In April 2010, international traffic fell 5 percent as a result of the volcanic ash cloud Icelandic Schimm added that the figures are cause for optimism about the prospects for the rest of the year. CIA said that European airports in April had an average growth of traffic by 27 percent. The biggest beneficiary was the Helsinki (Finland), whose traffic grew 58 percent in April, followed by Amsterdam (Netherlands) with 37 percent and Frankfurt (Germany) and London-Heathrow (UK) with a 31 percent . In North America, although the increase in international traffic was 7.6 percent, CIA said it “remains marginal growth (2.1 percent), silenced for almost stagnant domestic traffic.” In Latin America and the Caribbean traffic jumped 15.2 percent in April, with the growth of both domestic and international flights exceeding 10 percent. “Brazil is the key market accounted for almost all the growth with the help of strong results in Argentina, Peru and Mexico,” the organization added

 

Apple remains the world’s most admired company, followed by Google

This is the list of Fortune magazine, published on Thursday, and that places.

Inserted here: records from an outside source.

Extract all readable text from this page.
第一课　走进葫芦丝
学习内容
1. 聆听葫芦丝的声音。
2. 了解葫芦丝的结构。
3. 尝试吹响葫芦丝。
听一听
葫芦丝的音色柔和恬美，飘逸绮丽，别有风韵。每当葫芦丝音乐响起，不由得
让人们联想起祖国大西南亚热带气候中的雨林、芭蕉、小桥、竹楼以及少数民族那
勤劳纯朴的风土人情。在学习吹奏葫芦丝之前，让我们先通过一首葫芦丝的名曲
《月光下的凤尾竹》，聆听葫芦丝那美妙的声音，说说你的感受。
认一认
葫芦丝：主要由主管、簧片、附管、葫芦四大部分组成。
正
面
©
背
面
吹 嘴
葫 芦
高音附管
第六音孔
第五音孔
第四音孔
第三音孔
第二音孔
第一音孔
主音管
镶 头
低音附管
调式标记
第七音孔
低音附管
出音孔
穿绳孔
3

So, Apple, twenty-four hours that just launched in San Francisco (California) a new tablet version of its technology, the iPad2, and lowered into a hundred dollars the iPad, remains the most admired company in this country for the third consecutive year by the continuous release of new products, “which places very high technological level for the other.” Fortune, which has developed this list with 346 companies and that she has cut off the top 50, also notes on its website that “Apple reached a milestone when its iconic CEO, Steve Jobs, announced a second medical leave after two years have received a liver transplant. ” “Jobs told the markets that the recent results of the firm indicated that Apple was to stop,” says the publication.

Second ranking figure that other U.S. tech giants, such as the Internet search engine Google, which holds that position, followed by the investment firm of the “Oracle of Omaha”, Warren Buffet the financial and his Berkshire Hathaway. The next most admired companies in corporate America are Johnson and Johnson, Amazon.com, Procter and Gamble, Toyota Motor, the banking group Goldman Sachs, supermarkets Wal-Mart and Coca-Cola. In the same list includes only ten foreign companies, divided equally between Asian (mostly Japanese) and European (mostly German). The only foreign companies that are part of this index are Toyota Motors (Japan, at No. 7), BMW (Germany, 22), Singapore Airlines (Singapore, 27), Nestle (Switzerland, 34), Honda Motor (Japan, 36), Sony (Japan, 38), Nokia (Finland, 41), Samsung Electronics (South Korea, 42), L’Oreal (France, 44) and Volkswagen (Germany, 50).